Overview
- Growth of endometrial tissue outside the uterus.
- Most common affected sites → recto-uterine pouch (pouch of doughlas), vesico-uterine pouch, utero-sacral ligaments, ovaries, fallopian tubes.
- Affects up to 10% of women of reproductive age.
- Aetiology → theory that during menstruation the endometrial lining flows backward, through the fallopian tubes (retrograde menstruation).
- Risk Factors → early menarche, FHx, nulliparity, prolonged menstruation (>5 days), short menstrual cycles (<28 days).
Making Diagnosis
Clinical Features
- Cyclical or chronic pelvic pain → occurs before or during menstruation. Cells of endometrial tissue outside the uterus also shed during mesntruation and bleed. This causes irritation and inflammation of the tissues around the sites of endometriosis.
- Typically around 4 days before period.
- Dysmenorrhoea.
- Deep dyspareunia.
- Subfertility.
- Urinary Symptoms → dysuria, urgency, haematuria.
- Bowel Symptoms. (Dependent on where extra tissue is growing).
- Dyschezia → painful bowel movements
- O/E → endometrial tissue visible in the vagina on speculum, fixed cervix on bimanual examination, tenderness in the vagina/cervix/adnexa. FIXED AND RETROVERTED IMMOBILE UTERUS (due to adhesion formation).
Investigations
- Laparoscopy → gold standard for diagnosis.
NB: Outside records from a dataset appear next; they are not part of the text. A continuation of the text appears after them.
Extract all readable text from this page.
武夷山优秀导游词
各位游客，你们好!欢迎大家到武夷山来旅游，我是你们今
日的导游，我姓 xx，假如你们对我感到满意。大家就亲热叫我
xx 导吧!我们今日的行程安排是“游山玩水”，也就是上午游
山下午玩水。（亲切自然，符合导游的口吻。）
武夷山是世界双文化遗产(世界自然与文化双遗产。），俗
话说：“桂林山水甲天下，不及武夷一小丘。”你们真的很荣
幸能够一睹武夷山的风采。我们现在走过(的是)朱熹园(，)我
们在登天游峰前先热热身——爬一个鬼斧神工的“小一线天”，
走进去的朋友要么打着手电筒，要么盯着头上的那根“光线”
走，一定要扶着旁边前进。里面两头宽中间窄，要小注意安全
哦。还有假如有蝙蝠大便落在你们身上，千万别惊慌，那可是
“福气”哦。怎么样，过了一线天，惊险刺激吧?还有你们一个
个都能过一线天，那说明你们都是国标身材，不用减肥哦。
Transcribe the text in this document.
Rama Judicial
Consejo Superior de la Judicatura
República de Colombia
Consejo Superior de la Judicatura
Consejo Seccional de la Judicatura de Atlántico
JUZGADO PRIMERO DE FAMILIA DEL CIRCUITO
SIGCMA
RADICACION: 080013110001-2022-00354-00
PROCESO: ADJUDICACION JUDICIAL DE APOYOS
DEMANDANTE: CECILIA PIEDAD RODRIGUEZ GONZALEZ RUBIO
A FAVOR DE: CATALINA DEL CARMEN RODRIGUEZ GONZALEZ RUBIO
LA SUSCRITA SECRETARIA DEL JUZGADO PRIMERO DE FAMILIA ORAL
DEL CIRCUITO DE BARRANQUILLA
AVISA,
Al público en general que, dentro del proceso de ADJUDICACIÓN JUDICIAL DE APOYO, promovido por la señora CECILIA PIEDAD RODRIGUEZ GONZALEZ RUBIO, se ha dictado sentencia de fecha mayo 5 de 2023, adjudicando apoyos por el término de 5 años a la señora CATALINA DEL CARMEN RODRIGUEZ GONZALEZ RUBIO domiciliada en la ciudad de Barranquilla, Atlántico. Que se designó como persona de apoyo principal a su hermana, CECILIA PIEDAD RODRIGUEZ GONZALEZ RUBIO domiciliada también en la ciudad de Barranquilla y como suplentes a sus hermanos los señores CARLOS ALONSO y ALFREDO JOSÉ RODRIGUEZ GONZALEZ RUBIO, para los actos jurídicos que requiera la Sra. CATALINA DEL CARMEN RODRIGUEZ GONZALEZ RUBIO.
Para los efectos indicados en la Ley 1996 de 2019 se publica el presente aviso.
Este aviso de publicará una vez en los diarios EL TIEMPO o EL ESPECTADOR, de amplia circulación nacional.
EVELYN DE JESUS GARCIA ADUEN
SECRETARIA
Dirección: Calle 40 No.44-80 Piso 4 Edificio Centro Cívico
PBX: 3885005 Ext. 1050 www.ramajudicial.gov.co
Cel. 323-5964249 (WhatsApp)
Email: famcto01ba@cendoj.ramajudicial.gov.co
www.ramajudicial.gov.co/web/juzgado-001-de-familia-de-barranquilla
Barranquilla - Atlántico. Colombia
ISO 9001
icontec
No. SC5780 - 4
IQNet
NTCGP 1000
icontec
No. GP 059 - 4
Definitive diagnosis with biopsy of lesions during laparoscopy.
- Allows for the direct visualisation of endometrial tissue within the abdominal cavity. It also allows for the instantaneous treatment of any endometrioid tissue or adhesions that are seen.
- Do TVUSS in first-instance as less-invasive (may show ovarian endometriomas or the involvement of structures such as the uterosacral ligament).
- ‘Chocolate’ Cyst (aka Ovarian Endometrioma) → cysts filled with menstrual blood. Sign of endometriosis in the ovaries. Unilocular with ground-glass echoes.
- Association with clear cell carcinoma.